Foreword: Fair Use in the Digital Age, and Campbell v. Acuff-Rose at 21
Washington Law Review, Vol. 90, No. 2, pp. 579-96, 2015
University of Washington School of Law Research Paper No. 2015-22
19 Pages Posted: 12 Jul 2015
Date Written: July 10, 2015
Abstract
Memorable for its pop-cultural context — 2 Live Crew's vulgar parody of a rock standard by Roy Orbison — Campbell v. Acuff-Rose (1994) has also generated heated debate among scholars and practitioners of high caliber. By many accounts, it is one of the three most important fair use opinions in American law. The doctrinal discussion of transformation in copyright law originated in the context of highly charged debates about the meaning of cultural appropriation and power. And the case also came at the beginning of tremendous technological change — including, for lack of a more nuanced way to put it, the internet as we now know it.

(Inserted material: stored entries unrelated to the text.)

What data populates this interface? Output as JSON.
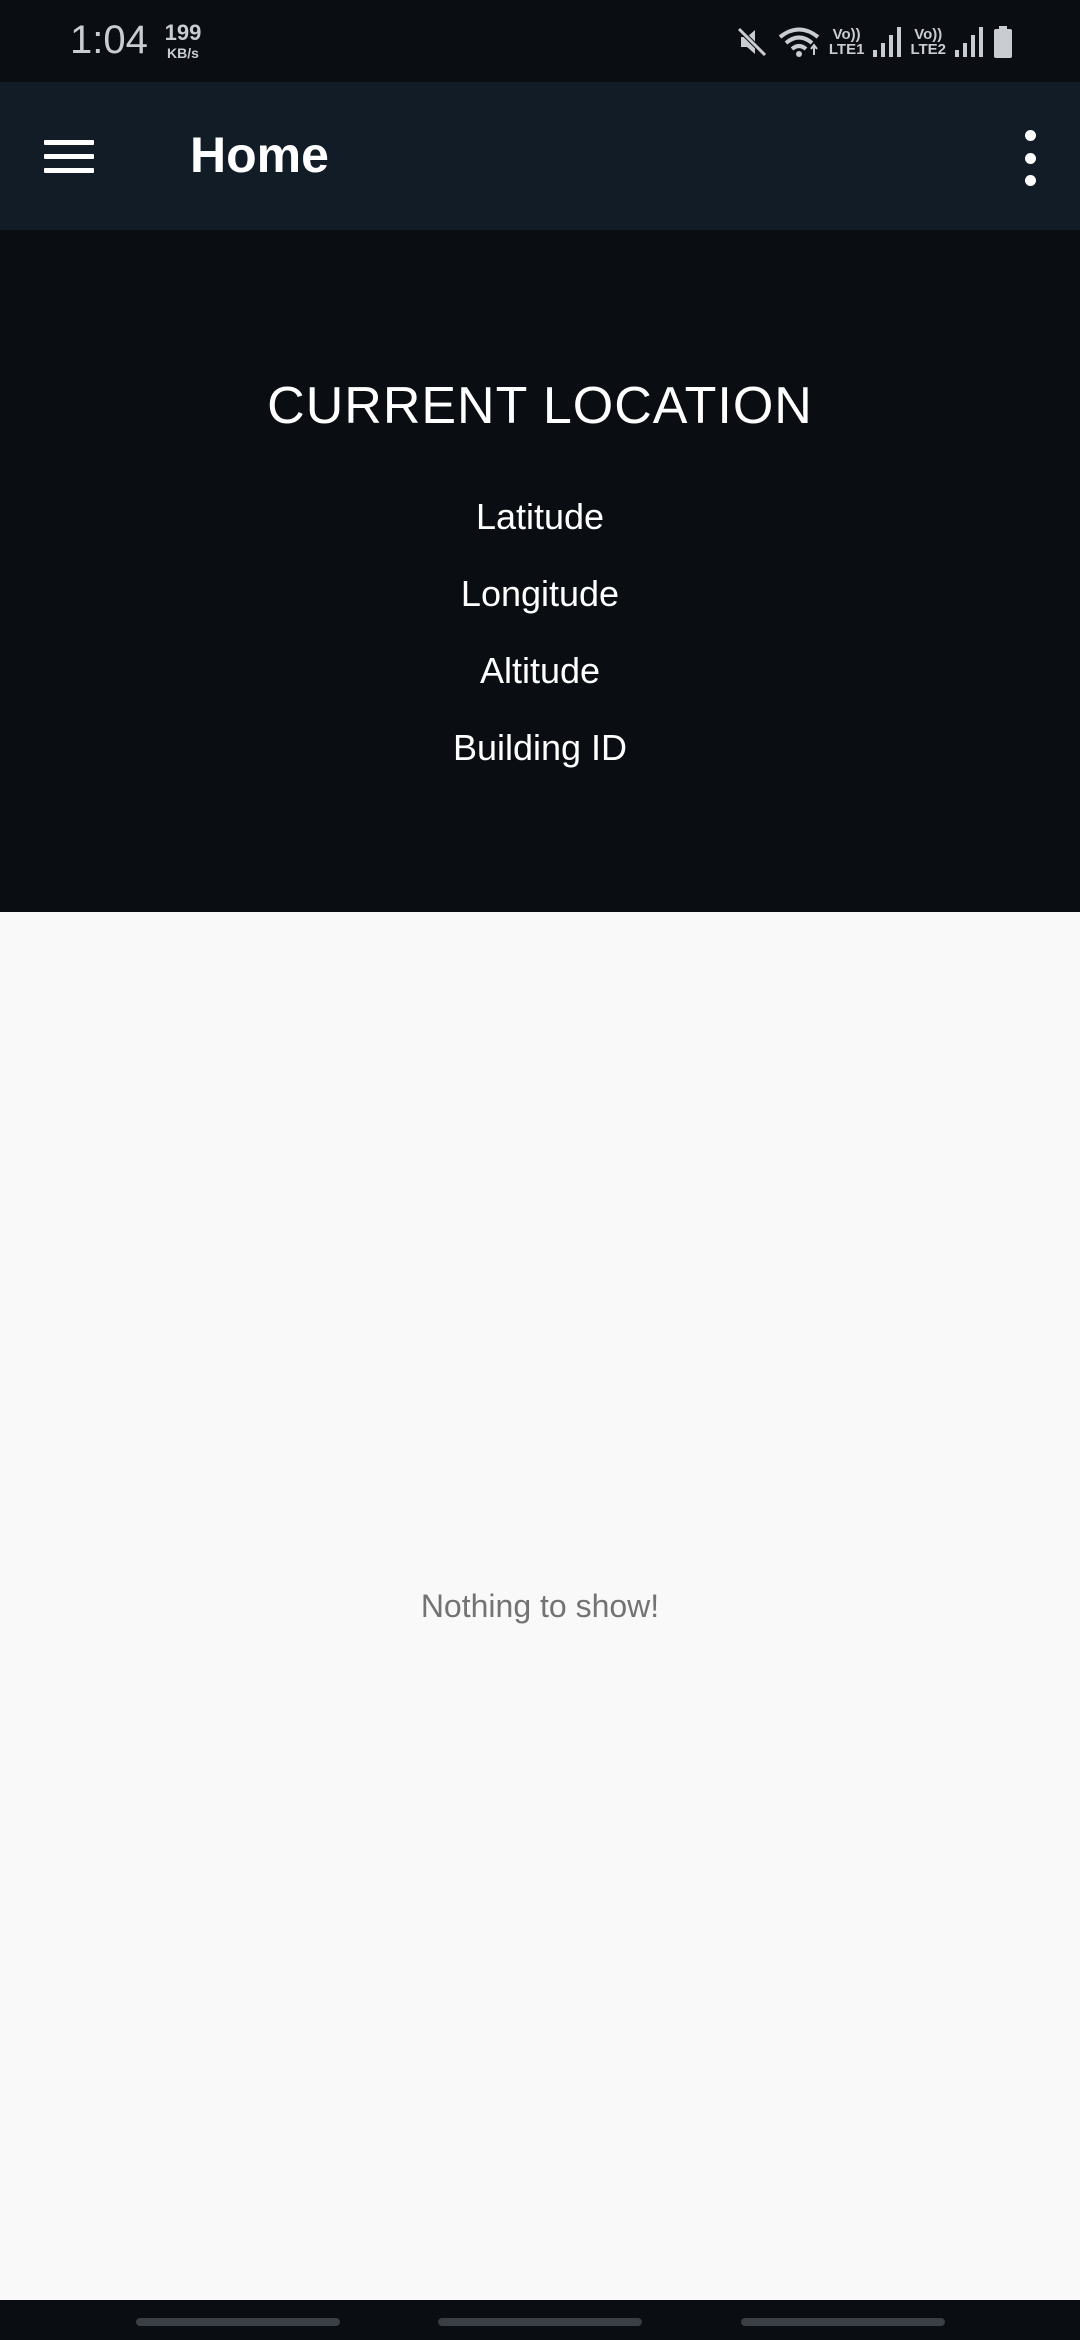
{
  "status_bar": {
    "time": "1:04",
    "net_speed_value": "199",
    "net_speed_unit": "KB/s",
    "sim1_top": "Vo))",
    "sim1_bottom": "LTE1",
    "sim2_top": "Vo))",
    "sim2_bottom": "LTE2",
    "icons": [
      "mute-icon",
      "wifi-icon",
      "signal-icon",
      "signal-icon",
      "battery-icon"
    ]
  },
  "app_bar": {
    "title": "Home",
    "menu_icon": "hamburger-menu-icon",
    "overflow_icon": "more-vertical-icon"
  },
  "location": {
    "heading": "CURRENT LOCATION",
    "fields": [
      "Latitude",
      "Longitude",
      "Altitude",
      "Building ID"
    ]
  },
  "content": {
    "empty_message": "Nothing to show!"
  },
  "colors": {
    "background_dark": "#0a0e13",
    "app_bar": "#121c26",
    "content_background": "#f9f9f9",
    "empty_text": "#737373"
  }
}
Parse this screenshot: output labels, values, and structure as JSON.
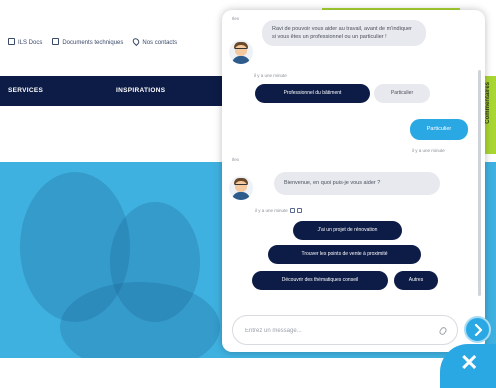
{
  "site": {
    "utility_links": [
      {
        "label": "ILS Docs",
        "icon": "document-icon"
      },
      {
        "label": "Documents techniques",
        "icon": "folder-icon"
      },
      {
        "label": "Nos contacts",
        "icon": "location-pin-icon"
      }
    ],
    "nav": [
      {
        "label": "SERVICES"
      },
      {
        "label": "INSPIRATIONS"
      }
    ],
    "side_tab": {
      "label": "Commentaires"
    },
    "colors": {
      "navy": "#0d1c46",
      "accent_blue": "#2aa8e4",
      "lime": "#a9d633",
      "hero": "#3fb1e0"
    }
  },
  "chat": {
    "messages": [
      {
        "sender": "Ilex",
        "text": "Ravi de pouvoir vous aider au travail, avant de m'indiquer si vous êtes un professionnel ou un particulier !",
        "meta": "il y a une minute"
      },
      {
        "sender": "Ilex",
        "text": "Bienvenue, en quoi puis-je vous aider ?",
        "meta": "il y a une minute"
      }
    ],
    "choice_buttons_1": [
      {
        "label": "Professionnel du bâtiment"
      },
      {
        "label": "Particulier"
      }
    ],
    "user_reply": {
      "text": "Particulier",
      "meta": "il y a une minute"
    },
    "choice_buttons_2": [
      {
        "label": "J'ai un projet de rénovation"
      },
      {
        "label": "Trouver les points de vente à proximité"
      },
      {
        "label": "Découvrir des thématiques conseil"
      },
      {
        "label": "Autres"
      }
    ],
    "input": {
      "placeholder": "Entrez un message..."
    },
    "close_symbol": "✕"
  }
}
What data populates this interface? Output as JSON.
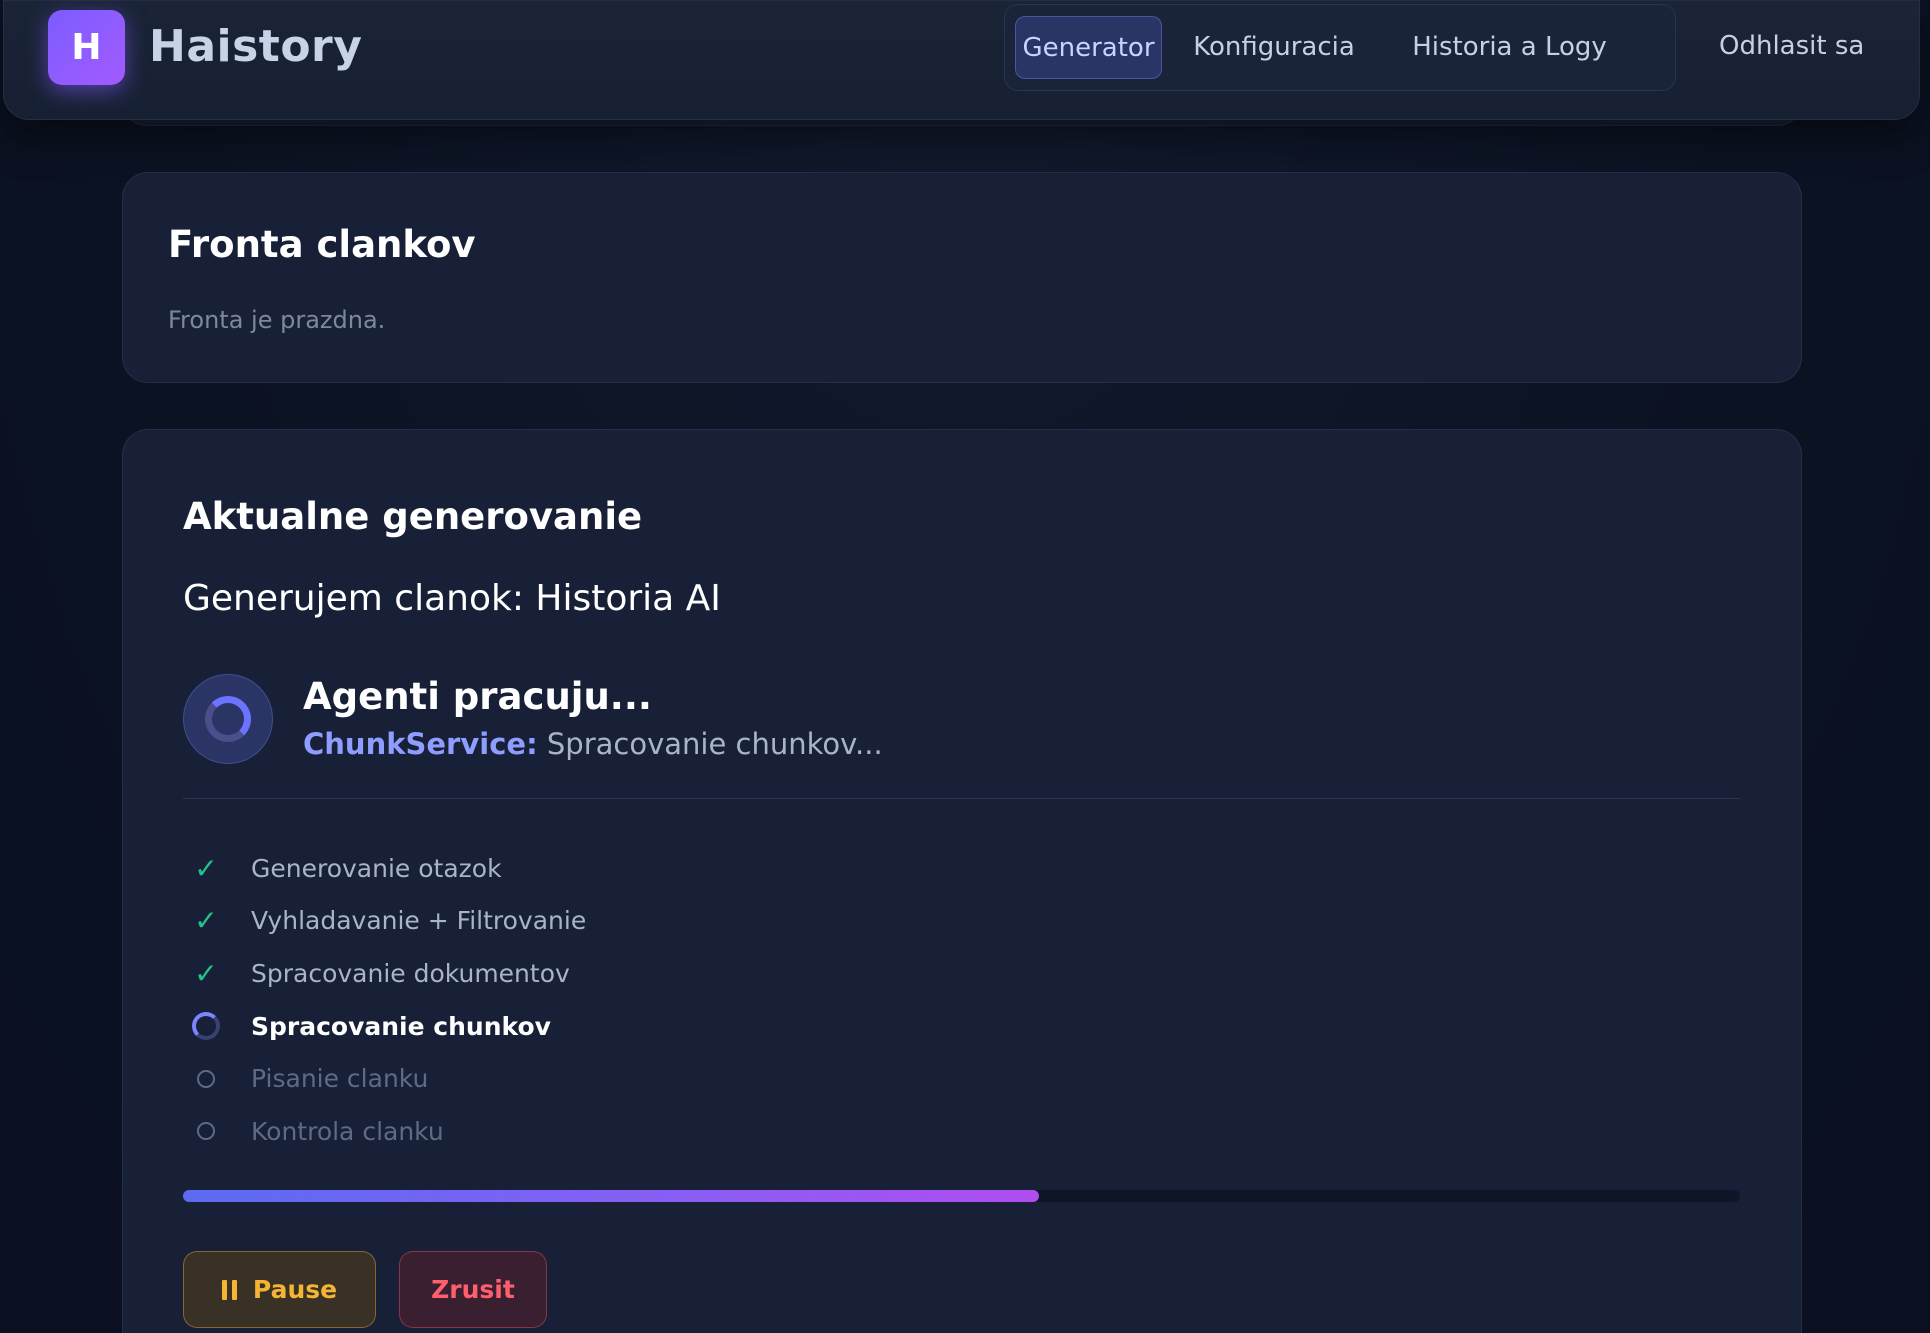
{
  "app": {
    "logo_letter": "H",
    "name": "Haistory"
  },
  "nav": {
    "tabs": [
      {
        "label": "Generator",
        "active": true
      },
      {
        "label": "Konfiguracia",
        "active": false
      },
      {
        "label": "Historia a Logy",
        "active": false
      }
    ],
    "logout_label": "Odhlasit sa"
  },
  "queue": {
    "title": "Fronta clankov",
    "empty_text": "Fronta je prazdna."
  },
  "current": {
    "title": "Aktualne generovanie",
    "subtitle": "Generujem clanok: Historia AI",
    "agent_title": "Agenti pracuju...",
    "agent_name": "ChunkService:",
    "agent_status": " Spracovanie chunkov...",
    "steps": [
      {
        "label": "Generovanie otazok",
        "state": "done"
      },
      {
        "label": "Vyhladavanie + Filtrovanie",
        "state": "done"
      },
      {
        "label": "Spracovanie dokumentov",
        "state": "done"
      },
      {
        "label": "Spracovanie chunkov",
        "state": "active"
      },
      {
        "label": "Pisanie clanku",
        "state": "pending"
      },
      {
        "label": "Kontrola clanku",
        "state": "pending"
      }
    ],
    "progress_percent": 55,
    "pause_label": "Pause",
    "cancel_label": "Zrusit"
  },
  "colors": {
    "accent": "#6b73ff",
    "done": "#22c38a",
    "pause": "#f5b534",
    "cancel": "#ff5f6d"
  }
}
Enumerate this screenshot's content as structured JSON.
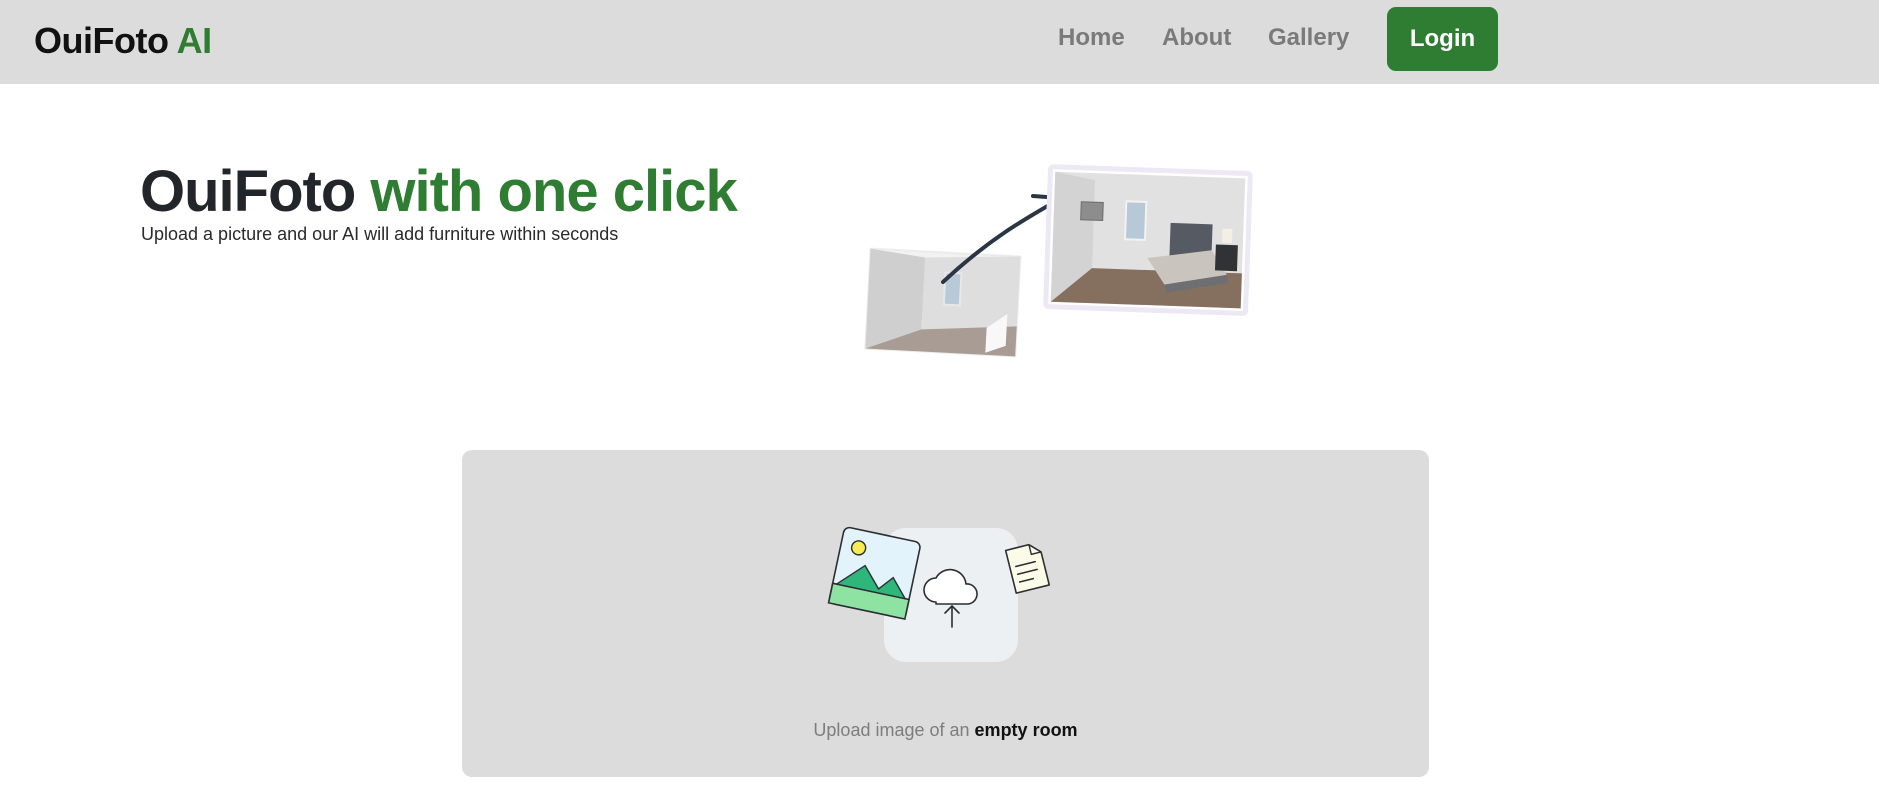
{
  "navbar": {
    "brand": {
      "name": "OuiFoto",
      "accent": "AI"
    },
    "links": [
      {
        "label": "Home"
      },
      {
        "label": "About"
      },
      {
        "label": "Gallery"
      }
    ],
    "login_label": "Login"
  },
  "hero": {
    "title_main": "OuiFoto",
    "title_accent": "with one click",
    "subtitle": "Upload a picture and our AI will add furniture within seconds"
  },
  "upload": {
    "caption_prefix": "Upload image of an",
    "caption_emphasis": "empty room"
  },
  "icons": {
    "illustration": "before-after-room-illustration",
    "image_icon": "image-icon",
    "cloud_upload_icon": "cloud-upload-icon",
    "document_icon": "document-icon"
  },
  "colors": {
    "accent": "#2e7d32",
    "navbar_bg": "#dcdcdc",
    "panel_bg": "#dcdcdc"
  }
}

This essay reflects on Campbell and introduces the Washington Law Review's symposium in which eight scholars consider the many ways in which Campbell remains relevant in spite of the technological and cultural changes since 1994. Contributors include Judge Pierre N. Leval and Professors Pamela Samuelson, Jeanne C. Fromer, Jessica Litman, Lydia Loren, William McGeveran, R. Anthony Reese, and Rebecca Tushnet. This Symposium serves as an opportunity to assess the quality and extent of the evolution of transformative use; it also offers a snapshot of the views of some of our most prominent minds in copyright law, as they assess the state of the field today. Their observations may help us all look forward and begin to predict what subsequent courts may do as they continue to rely on fair use as a means of determining rights in an era of rapid and constant technological change.